The figures in the annual accounts for Cork-based Amazon CS Ireland Ltd are of the variety that tends to spark the interest of tax wonks in NGOs, the OECD and the European Commission.
The company operates a customer services centre that provides support to the group’s companies internationally. A geographical breakdown of the company’s figures is not given for fear they might be of use to competitors.
Amazon CS had an average of 904 employees during 2016, during which time staff costs were €39 million. These are real figures of great interest to Ireland Inc. The company had a turnover of €98.7 million and incurred a pretax loss of €2.9 million. Those figures are probably not of such great interest.
The recorded loss has to be seen in the light of the fact that it was other companies in the group that paid for the services of the Cork-based entity. At year’s end the debtors (amounts falling due within one year) figure included €18.1 million due from its parent company, which is Amazon EU Sarl.
Amazon EU Sarl is one of at least 14 Amazon subsidiaries based in the small, western-European duchy which was the centre of international controversy some time ago in relation to its tax deals with multinationals. Amazon EU Sarl is the company that tends to bill you when you buy products from Amazon in this part of the world. It accounts, or certainly used to, for up to a fifth of the online retailer’s global turnover. (Net turnover in 2015 was €18.6 billion.)

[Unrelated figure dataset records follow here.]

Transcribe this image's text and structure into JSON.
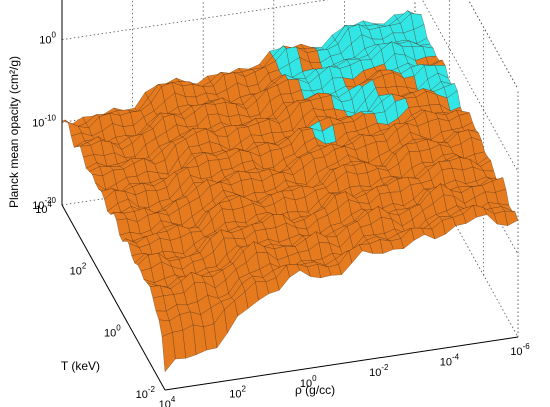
{
  "chart_data": {
    "type": "surface3d",
    "title": "",
    "zlabel": "Planck mean opacity (cm²/g)",
    "xlabel": "ρ (g/cc)",
    "ylabel": "T (keV)",
    "x_scale": "log",
    "y_scale": "log",
    "z_scale": "log",
    "x_direction": "decreasing (10^4 front-left to 10^-6 front-right)",
    "x_ticks": [
      {
        "base": "10",
        "exp": "4"
      },
      {
        "base": "10",
        "exp": "2"
      },
      {
        "base": "10",
        "exp": "0"
      },
      {
        "base": "10",
        "exp": "-2"
      },
      {
        "base": "10",
        "exp": "-4"
      },
      {
        "base": "10",
        "exp": "-6"
      }
    ],
    "y_ticks": [
      {
        "base": "10",
        "exp": "-2"
      },
      {
        "base": "10",
        "exp": "0"
      },
      {
        "base": "10",
        "exp": "2"
      },
      {
        "base": "10",
        "exp": "4"
      }
    ],
    "z_ticks": [
      {
        "base": "10",
        "exp": "-20"
      },
      {
        "base": "10",
        "exp": "-10"
      },
      {
        "base": "10",
        "exp": "0"
      },
      {
        "base": "10",
        "exp": "10"
      }
    ],
    "xlim_log10": [
      -6,
      4
    ],
    "ylim_log10": [
      -2,
      4
    ],
    "zlim_log10": [
      -20,
      10
    ],
    "grid": true,
    "surface_colors": {
      "primary": "#e57a1f",
      "secondary": "#33e6e6",
      "edge": "#3a1d05"
    },
    "surface_description": "Opacity surface: broad plateau near 10^-15 to 10^-5 with step-like ridges at ρ ≈ 10^2, 10^-1 and 10^-4; cyan regions at low density / high temperature corner."
  }
}
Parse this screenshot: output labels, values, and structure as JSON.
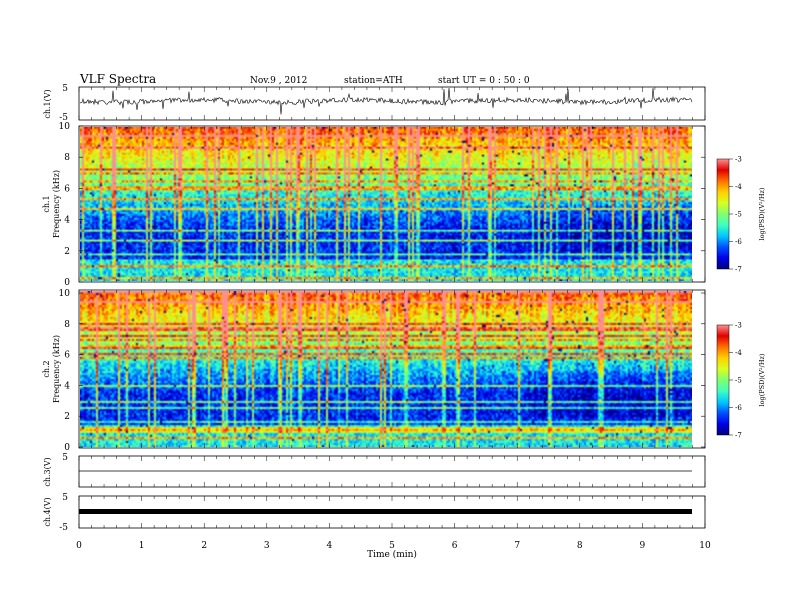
{
  "header": {
    "title": "VLF  Spectra",
    "date": "Nov.9  , 2012",
    "station": "station=ATH",
    "start": "start  UT  =   0 : 50 : 0"
  },
  "colors": {
    "colormap": [
      "#00007a",
      "#0000e8",
      "#0050ff",
      "#00c8ff",
      "#40ffbf",
      "#80ff70",
      "#d8ff20",
      "#ffd000",
      "#ff7000",
      "#e00000",
      "#ff9090"
    ],
    "trace": "#000000"
  },
  "chart_data": [
    {
      "id": "ch1-waveform",
      "type": "line",
      "ylabel": "ch.1(V)",
      "ylim": [
        -5,
        5
      ],
      "yticks": [
        "5",
        "-5"
      ],
      "xlim": [
        0,
        10
      ],
      "series": [
        {
          "description_level": 0.0,
          "description_spread": 1.0
        }
      ]
    },
    {
      "id": "ch1-spectrogram",
      "type": "heatmap",
      "ylabel_line1": "ch.1",
      "ylabel_line2": "Frequency  (kHz)",
      "ylim": [
        0,
        10
      ],
      "yticks": [
        "0",
        "2",
        "4",
        "6",
        "8",
        "10"
      ],
      "xlim": [
        0,
        9.8
      ],
      "colorbar": {
        "label": "log(PSD)(V²/Hz)",
        "range": [
          -7,
          -3
        ],
        "ticks": [
          "-3",
          "-4",
          "-5",
          "-6",
          "-7"
        ]
      }
    },
    {
      "id": "ch2-spectrogram",
      "type": "heatmap",
      "ylabel_line1": "ch.2",
      "ylabel_line2": "Frequency  (kHz)",
      "ylim": [
        0,
        10
      ],
      "yticks": [
        "0",
        "2",
        "4",
        "6",
        "8",
        "10"
      ],
      "xlim": [
        0,
        9.8
      ],
      "colorbar": {
        "label": "log(PSD)(V²/Hz)",
        "range": [
          -7,
          -3
        ],
        "ticks": [
          "-3",
          "-4",
          "-5",
          "-6",
          "-7"
        ]
      }
    },
    {
      "id": "ch3-waveform",
      "type": "line",
      "ylabel": "ch.3(V)",
      "ylim": [
        -5,
        5
      ],
      "yticks": [
        "5"
      ],
      "xlim": [
        0,
        10
      ],
      "series": [
        {
          "level": 0.0
        }
      ]
    },
    {
      "id": "ch4-waveform",
      "type": "line",
      "ylabel": "ch.4(V)",
      "ylim": [
        -5,
        5
      ],
      "yticks": [
        "5",
        "-5"
      ],
      "xlim": [
        0,
        10
      ],
      "series": [
        {
          "level": 0.0
        }
      ],
      "xlabel": "Time  (min)",
      "xticks": [
        "0",
        "1",
        "2",
        "3",
        "4",
        "5",
        "6",
        "7",
        "8",
        "9",
        "10"
      ]
    }
  ]
}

The Luxembourg company is the centre of the European Commission’s state aid investigation into Amazon. A preliminary ruling on the matter in 2015 centred on a tax deal Amazon EU Sarl negotiated with Luxembourg authorities in 2004 which, the commission believes, was so generous as to constitute state aid.
The Luxembourg company’s latest filed accounts, for 2015, show a profit of €481 million and tax of €48 million. (In 2014 the figures were, respectively, €0 and €7 million. )
Amazon says it is in compliance with the EU’s state aid rules. How any finding otherwise might affect the Cork operation is not at all clear, and it could well be negligible. Still, it is interesting that there are two Cork-based multinational operations keeping an eye on the state aid ruminations of our friends in Brussels.